Between the war in Iraq and the global incidence of severe acute respiratory syndrome (SARS), the odds were against a strong turnout at this year’s MIPDOC (March 22 to 23) and MIPTV (March 24 to 28), both held in Cannes, France. According to the events’ organizer, Reed Midem, MIPDOC attracted 477 delegates and MIPTV pulled in 9,104. These numbers were lower than last year (577 and 10,200, respectively), but better than might have been expected, under the circumstances.
For some, lighter traffic turned out to be an advantage. Eric Michel, head of the international copro unit for the National Film Board of Canada, said it was nice to have meetings every 45 minutes instead of every 15. ‘The quality of meetings was very good,’ he noted.
One observation among buyers at both MIPDOC and MIPTV was that very little new material was being shopped. Distributors likely held back their big releases, when it became apparent that many American – and Asian – buyers wouldn’t be there. On the upside, older shows benefitted from an extended marketing push.

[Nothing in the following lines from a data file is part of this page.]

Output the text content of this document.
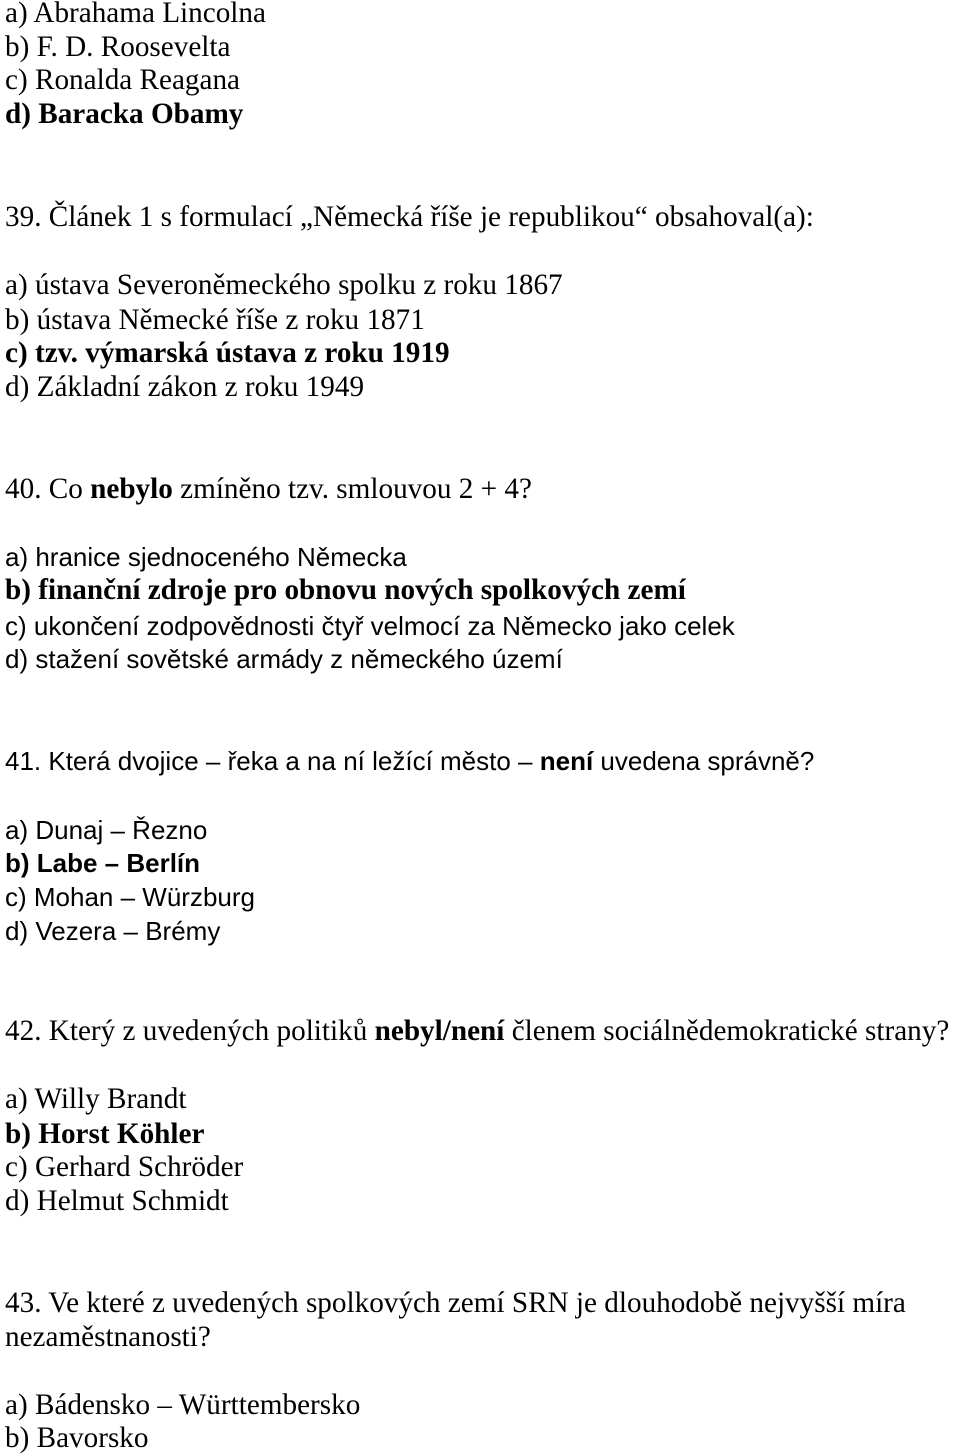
a) Abrahama Lincolna
b) F. D. Roosevelta
c) Ronalda Reagana
d) Baracka Obamy
39. Článek 1 s formulací „Německá říše je republikou“ obsahoval(a):
a) ústava Severoněmeckého spolku z roku 1867
b) ústava Německé říše z roku 1871
c) tzv. výmarská ústava z roku 1919
d) Základní zákon z roku 1949
40. Co nebylo zmíněno tzv. smlouvou 2 + 4?
a) hranice sjednoceného Německa
b) finanční zdroje pro obnovu nových spolkových zemí
c) ukončení zodpovědnosti čtyř velmocí za Německo jako celek
d) stažení sovětské armády z německého území
41. Která dvojice – řeka a na ní ležící město – není uvedena správně?
a) Dunaj – Řezno
b) Labe – Berlín
c) Mohan – Würzburg
d) Vezera – Brémy
42. Který z uvedených politiků nebyl/není členem sociálnědemokratické strany?
a) Willy Brandt
b) Horst Köhler
c) Gerhard Schröder
d) Helmut Schmidt
43. Ve které z uvedených spolkových zemí SRN je dlouhodobě nejvyšší míra
nezaměstnanosti?
a) Bádensko – Württembersko
b) Bavorsko
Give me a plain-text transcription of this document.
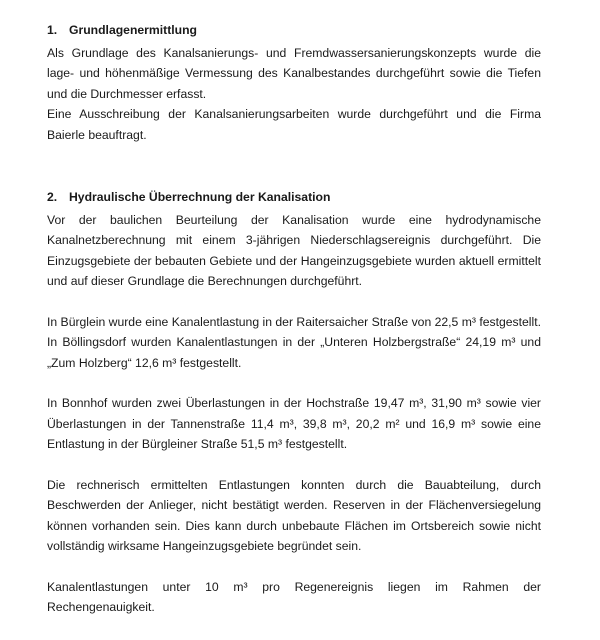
1. Grundlagenermittlung

Als Grundlage des Kanalsanierungs- und Fremdwassersanierungskonzepts wurde die lage- und höhenmäßige Vermessung des Kanalbestandes durchgeführt sowie die Tiefen und die Durchmesser erfasst.

Eine Ausschreibung der Kanalsanierungsarbeiten wurde durchgeführt und die Firma Baierle beauftragt.

2. Hydraulische Überrechnung der Kanalisation

Vor der baulichen Beurteilung der Kanalisation wurde eine hydrodynamische Kanalnetzberechnung mit einem 3-jährigen Niederschlagsereignis durchgeführt. Die Einzugsgebiete der bebauten Gebiete und der Hangeinzugsgebiete wurden aktuell ermittelt und auf dieser Grundlage die Berechnungen durchgeführt.

In Bürglein wurde eine Kanalentlastung in der Raitersaicher Straße von 22,5 m³ festgestellt. In Böllingsdorf wurden Kanalentlastungen in der „Unteren Holzbergstraße“ 24,19 m³ und „Zum Holzberg“ 12,6 m³ festgestellt.

In Bonnhof wurden zwei Überlastungen in der Hochstraße 19,47 m³, 31,90 m³ sowie vier Überlastungen in der Tannenstraße 11,4 m³, 39,8 m³, 20,2 m² und 16,9 m³ sowie eine Entlastung in der Bürgleiner Straße 51,5 m³ festgestellt.

Die rechnerisch ermittelten Entlastungen konnten durch die Bauabteilung, durch Beschwerden der Anlieger, nicht bestätigt werden. Reserven in der Flächenversiegelung können vorhanden sein. Dies kann durch unbebaute Flächen im Ortsbereich sowie nicht vollständig wirksame Hangeinzugsgebiete begründet sein.

Kanalentlastungen unter 10 m³ pro Regenereignis liegen im Rahmen der Rechengenauigkeit.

German distrib ZDF Enterprises deemed the market ‘highly satisfactory’, and announced brisk sales of the 13 x 30-minute series The Future is Wild to NHK in Japan, KBS in Korea and TF1 Video in France. Likewise, Granada International said it did well, moving more than 1,000 hours of programming across all genres. The U.K. distrib’s non-fiction catalog received a boost from a deal with CNN (announced at MIPTV) to distribute the U.S. cablecaster’s flagship doc specials and profiles. Granada said it was approached by several buyers on the lookout for war-related shows.
Though no one was really in a party mood, Reed Midem chose to proceed with at least some of its planned festivities for MIPTV’s 40th anniversary. A giant cake (provided by local confectioner Le Nôtre) and champagne were offered to all passersby on the first day of the event, but scheduled fireworks were cancelled.